Parlons-en ! « En France, on n'a pas de pétrole, mais on a des idées ». Un slogan très répandu, qui a connu son heure de gloire au moment du deuxième choc pétrolier. Essayons de pousser l'analyse un peu plus loin, à la limite de la caricature.

Quand on concrétise ses idées, on ne sait pas les promouvoir. Quand on les promeut, on ne sait pas les vendre. Quand on les vend, on n'assure pas le service après-vente. Quand on a un service après-vente, on n'est pas certain qu'il fonctionne... Quel rendement !

Cette forme d'incapacité culturelle et intellectuelle à surmonter notre tendance naturelle à nous complaire dans l'autosatisfaction, associée à une pratique d'irresponsabilité bureaucratique dans tous les domaines, au nom séculaire, depuis Jean de la Fontaine : le Mal Français, qu'Alain Peyrefitte a su mettre en exergue. Encore aujourd'hui aucun secteur d'activité, public ou privé, n'échappe à cette critique permanente qui s'apparente à une sorte d'immobilisme au nom d'une orthodoxie française.

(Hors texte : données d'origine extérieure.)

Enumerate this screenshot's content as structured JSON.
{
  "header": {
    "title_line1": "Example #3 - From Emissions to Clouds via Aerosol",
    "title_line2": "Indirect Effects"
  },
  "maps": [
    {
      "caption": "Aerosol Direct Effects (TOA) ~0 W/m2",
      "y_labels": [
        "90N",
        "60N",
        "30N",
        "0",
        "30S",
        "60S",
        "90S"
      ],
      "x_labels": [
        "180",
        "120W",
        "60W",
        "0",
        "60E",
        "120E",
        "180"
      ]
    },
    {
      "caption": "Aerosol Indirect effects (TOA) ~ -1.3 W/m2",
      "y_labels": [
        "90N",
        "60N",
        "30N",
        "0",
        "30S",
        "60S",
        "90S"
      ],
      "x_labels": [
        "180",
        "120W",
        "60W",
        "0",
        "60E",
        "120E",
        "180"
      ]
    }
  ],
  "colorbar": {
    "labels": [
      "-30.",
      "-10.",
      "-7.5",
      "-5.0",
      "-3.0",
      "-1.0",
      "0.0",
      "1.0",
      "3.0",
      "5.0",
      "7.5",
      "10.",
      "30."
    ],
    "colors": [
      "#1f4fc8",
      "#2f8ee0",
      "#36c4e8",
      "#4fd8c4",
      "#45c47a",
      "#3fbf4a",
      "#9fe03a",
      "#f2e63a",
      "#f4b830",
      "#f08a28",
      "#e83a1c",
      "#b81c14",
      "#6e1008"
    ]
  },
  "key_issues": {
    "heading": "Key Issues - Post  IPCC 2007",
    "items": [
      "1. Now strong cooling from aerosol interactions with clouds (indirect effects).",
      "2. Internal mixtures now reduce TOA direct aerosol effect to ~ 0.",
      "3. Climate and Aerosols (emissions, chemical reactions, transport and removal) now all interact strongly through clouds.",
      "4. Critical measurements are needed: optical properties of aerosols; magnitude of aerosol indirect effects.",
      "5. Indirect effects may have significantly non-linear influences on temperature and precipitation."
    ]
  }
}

De l'idée à la réalisation

D'énormes progrès ont pourtant été faits. L'innovation a beaucoup apporté tant en matière de communication, de présentation du service, de design, d'automatisation et surtout avec Internet pour améliorer la relation à la personne. Et pourtant... Certes, dans la tête d'une grande partie des français, heureusement, il y a du mieux. Les mentalités sont toujours en pleine mutation. Leur regard sur l'Etat et sur l'entreprise reste confus. Ils sont toujours embourbés dans le problème du chômage qui demeure l'une de leurs préoccupations essentielles. Ils n'ont d'autre choix que de continuer à espérer en l'entreprise, à sa capacité d'innover et de créer la richesse et les ressources nécessaires pour parvenir à de nouveaux équilibres. Beaucoup d'entreprises ont tardé à prendre en considération les exigences du français consommateur. L'Etat est toujours perçu comme n'intervenant toujours qu'en tant que voiture « balai », ce qui n'est pas toujours le cas. Lorsqu'il anticipe, il est souvent contraint à agir seul. Dans l'UE, la concurrence, libre et non faussée, n'arrange rien. Les secteurs d'innovation sont très nombreux et la France n'est pas à la traîne. Mais entre l'idée, la réalisation, la promotion et la vente, la route est longue.

Le besoin d'un service de qualité

Depuis des années, des dizaines de milliers de créations d'entreprises ont essentiellement pour objet de faciliter, d'aider, de pallier les manques et de compléter l'action des sociétés pour leur permettre de poursuivre la réalisation de leurs objectifs et de se consacrer à l'essentiel de leur métier. La sous-traitance est un élément essentiel du marché. Dans le monde du service, les particuliers sont également de gros consommateurs. Ce marché devrait être encore très porteur. Mais il est lié à la fois à la capacité de production des entreprises et de consommation des particuliers. Le besoin de service se rencontre partout. Cependant, il faut se garder de croire que les sociétés de service se substitueront à l'entreprise au sens étymologique.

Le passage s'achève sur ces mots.